Travellers have been leaving behind the bustle of lowland Myanmar and journeying up the scenic mountain road to calm Pyin Oo Lwin, a former colonial-era hill station, for more than 100 years. Its moderate temperatures first drew British colonial officials in the 1890s, and the city’s refreshing feel appealing architecture and natural beauty continue to attract foreign and local visitors alike.
Pyin Oo Lwin is located more than 1000 metres above sea level in the Shan mountains, and many travellers first arrive from Mandalay, which is situated in the lowlands nearby. While the two cities are only 67 kilometers distant, they feel a world apart. While Mandalay marches on to being a modern developed city, Pyin Oo Lwin has done well to nurture and build on its past.
The central intersection in town is marked by the Purcell Clock Tower, built in 1936. Many Myanmar visitors, however, breeze right past it to make sure their first stop is the gold-coloured Maha Ant Htoo Kan Thar pagoda to the northeast. With proper respects paid, visitors branch out to take in the other sights.
There are several days’ worth of places to see, in and around the town. When I visited, however, our party had limited time. A lengthy afternoon picnic at Pyin Oo Lwin’s famously scenic Kandawgyi National Gardens had also been scheduled, for which the requisite Myanmar wines had already been enthusiastically purchased.

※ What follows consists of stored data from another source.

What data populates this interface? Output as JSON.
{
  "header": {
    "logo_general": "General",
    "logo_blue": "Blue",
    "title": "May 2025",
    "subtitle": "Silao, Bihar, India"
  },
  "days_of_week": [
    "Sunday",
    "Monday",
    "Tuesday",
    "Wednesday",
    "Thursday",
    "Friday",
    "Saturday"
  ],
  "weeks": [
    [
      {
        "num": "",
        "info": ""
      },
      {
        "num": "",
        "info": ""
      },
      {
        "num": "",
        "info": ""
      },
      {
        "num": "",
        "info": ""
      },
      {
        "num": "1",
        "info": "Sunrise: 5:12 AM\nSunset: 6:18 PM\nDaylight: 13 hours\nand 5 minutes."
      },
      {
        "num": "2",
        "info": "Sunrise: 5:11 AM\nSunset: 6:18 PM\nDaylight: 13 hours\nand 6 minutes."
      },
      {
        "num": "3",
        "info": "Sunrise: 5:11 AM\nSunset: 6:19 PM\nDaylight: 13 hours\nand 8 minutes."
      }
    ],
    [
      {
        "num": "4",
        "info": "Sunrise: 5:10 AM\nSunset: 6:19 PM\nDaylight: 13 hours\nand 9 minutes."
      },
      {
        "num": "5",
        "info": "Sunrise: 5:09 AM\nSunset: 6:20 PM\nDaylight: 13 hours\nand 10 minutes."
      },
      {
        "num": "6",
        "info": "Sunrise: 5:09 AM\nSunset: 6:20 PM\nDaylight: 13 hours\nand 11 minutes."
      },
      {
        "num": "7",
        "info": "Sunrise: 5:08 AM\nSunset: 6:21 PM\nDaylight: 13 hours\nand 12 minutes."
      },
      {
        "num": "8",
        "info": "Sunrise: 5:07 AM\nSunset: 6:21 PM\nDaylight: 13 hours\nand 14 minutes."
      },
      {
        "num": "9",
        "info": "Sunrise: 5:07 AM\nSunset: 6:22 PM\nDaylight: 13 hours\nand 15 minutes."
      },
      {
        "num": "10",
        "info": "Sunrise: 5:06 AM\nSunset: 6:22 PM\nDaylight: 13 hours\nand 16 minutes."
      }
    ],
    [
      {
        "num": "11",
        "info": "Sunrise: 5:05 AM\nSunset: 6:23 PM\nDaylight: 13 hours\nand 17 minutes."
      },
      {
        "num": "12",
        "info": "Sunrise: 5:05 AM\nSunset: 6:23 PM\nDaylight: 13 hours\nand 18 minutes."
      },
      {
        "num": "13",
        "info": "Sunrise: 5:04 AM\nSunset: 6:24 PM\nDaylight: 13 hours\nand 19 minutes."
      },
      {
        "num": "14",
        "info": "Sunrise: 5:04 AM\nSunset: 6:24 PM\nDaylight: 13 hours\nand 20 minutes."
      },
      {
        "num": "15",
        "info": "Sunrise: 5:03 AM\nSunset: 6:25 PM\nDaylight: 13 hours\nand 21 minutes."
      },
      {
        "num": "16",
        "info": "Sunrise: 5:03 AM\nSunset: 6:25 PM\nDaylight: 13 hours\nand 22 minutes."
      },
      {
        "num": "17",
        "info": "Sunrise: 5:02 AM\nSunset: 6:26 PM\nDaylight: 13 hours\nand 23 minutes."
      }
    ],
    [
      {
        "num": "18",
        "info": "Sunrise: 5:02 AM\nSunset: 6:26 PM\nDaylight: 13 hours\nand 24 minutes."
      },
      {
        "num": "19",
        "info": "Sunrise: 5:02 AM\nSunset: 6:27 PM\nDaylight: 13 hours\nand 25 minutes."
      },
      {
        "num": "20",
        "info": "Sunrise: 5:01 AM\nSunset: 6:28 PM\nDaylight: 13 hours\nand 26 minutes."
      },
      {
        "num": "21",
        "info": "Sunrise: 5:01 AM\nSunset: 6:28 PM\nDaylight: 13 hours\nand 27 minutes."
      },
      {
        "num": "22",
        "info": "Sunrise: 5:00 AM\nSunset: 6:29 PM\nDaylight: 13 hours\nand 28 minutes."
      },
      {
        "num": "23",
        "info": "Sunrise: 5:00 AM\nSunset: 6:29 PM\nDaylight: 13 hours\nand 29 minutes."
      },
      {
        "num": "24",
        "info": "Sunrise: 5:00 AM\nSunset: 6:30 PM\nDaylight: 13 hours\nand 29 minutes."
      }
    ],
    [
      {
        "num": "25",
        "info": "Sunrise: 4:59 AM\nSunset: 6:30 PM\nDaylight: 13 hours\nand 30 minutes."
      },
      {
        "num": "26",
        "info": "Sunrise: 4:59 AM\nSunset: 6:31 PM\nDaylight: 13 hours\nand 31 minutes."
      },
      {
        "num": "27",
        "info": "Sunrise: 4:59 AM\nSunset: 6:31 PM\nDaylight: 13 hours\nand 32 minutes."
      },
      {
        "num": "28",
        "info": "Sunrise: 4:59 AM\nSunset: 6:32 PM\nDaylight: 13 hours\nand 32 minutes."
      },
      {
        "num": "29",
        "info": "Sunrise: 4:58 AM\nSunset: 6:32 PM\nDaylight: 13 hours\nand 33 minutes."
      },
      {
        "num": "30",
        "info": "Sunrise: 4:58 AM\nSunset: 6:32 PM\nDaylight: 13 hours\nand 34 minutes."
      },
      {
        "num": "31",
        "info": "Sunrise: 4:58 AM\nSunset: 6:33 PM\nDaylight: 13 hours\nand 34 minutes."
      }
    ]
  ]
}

We still managed to make it some sights around town. The Peik Chin Myaung cave further to the east are comprised of surprisingly long tunnels full of Buddhist imagery. While most of the statues inside are modern creations, it is a popular site with locals and the caves themselves are quite accessible. I lingered casually at the entrance-way in an attempt to build up the necessary courage to proceed and was promptly put to shame by two knee-high boys, who flitted in unworried past me. The tunnels proved to be pleasant going, being well lit and not too narrow. I caught up to the boys around the third bend, and had the last laugh when the sudden appearance of two glaring dragon statues caused them both to beat a hasty retreat.
Tired of attempting to match the courage level of the two six-year- olds, my party and I decided on a light mid-morning meal at an outdoor restaurant called December Garden. The areas around Pyin Oo Lwin are well known for their strawberry farms, and the fresh shakes were indeed the highlight. Suitably refreshed, we headed into town for a stroll.
Pyin Oo Lwin was founded in 1896 as a British military post. Originally named Maymyo after Colonel May, a British colonial officer and veteran of the Indian mutiny, the city often served as a summer retreat for the government during the colonial period. Although Pyin Oo Lwin has changed significantly since then, there are numerous reminders of this heritage sprinkled throughout. A number of beautiful colonial buildings can be found to the south of town, while pony cart taxis still ply their trade for locals and visitors alike.
The residents of Pyin Oo Lwin are often descendents of colonial-era soldiers and officials from India, but also include a mix of Burmese, Chinese and Shan people, along with many other groups. This makes for a delightful range of downtown restaurants and shops, with more upmarket eateries located to the south.
The last stop of the day was the well-known Kandawgyi National Gardens. Founded in 1915, it has been continuously improved, with notable rose and orchid gardens, an aviary and a picnic area centred on a serene lake. During a pleasant rest in the shade, I couldn’t help but notice the garden’s horizon was punctuated by a strange inverse cone rising above the trees. Although my companions had visited the gardens dozens of times, they were equally flummoxed by the shape. A quick map consultation claimed it was a . 10-storey sightseeing tower, and I struck out for it before I fell asleep in the shade.
The suitably bizarre-looking tower is free for foreigners but not locals, but one companion claimed to be my tour guide and so was admitted free of charge. From the top of the tower, the Shan mountains seem to stretch on forever to the east, but the slowly setting sun to the west reminded us it was time to leave Pyin Oo Lwin and return to Mandalay.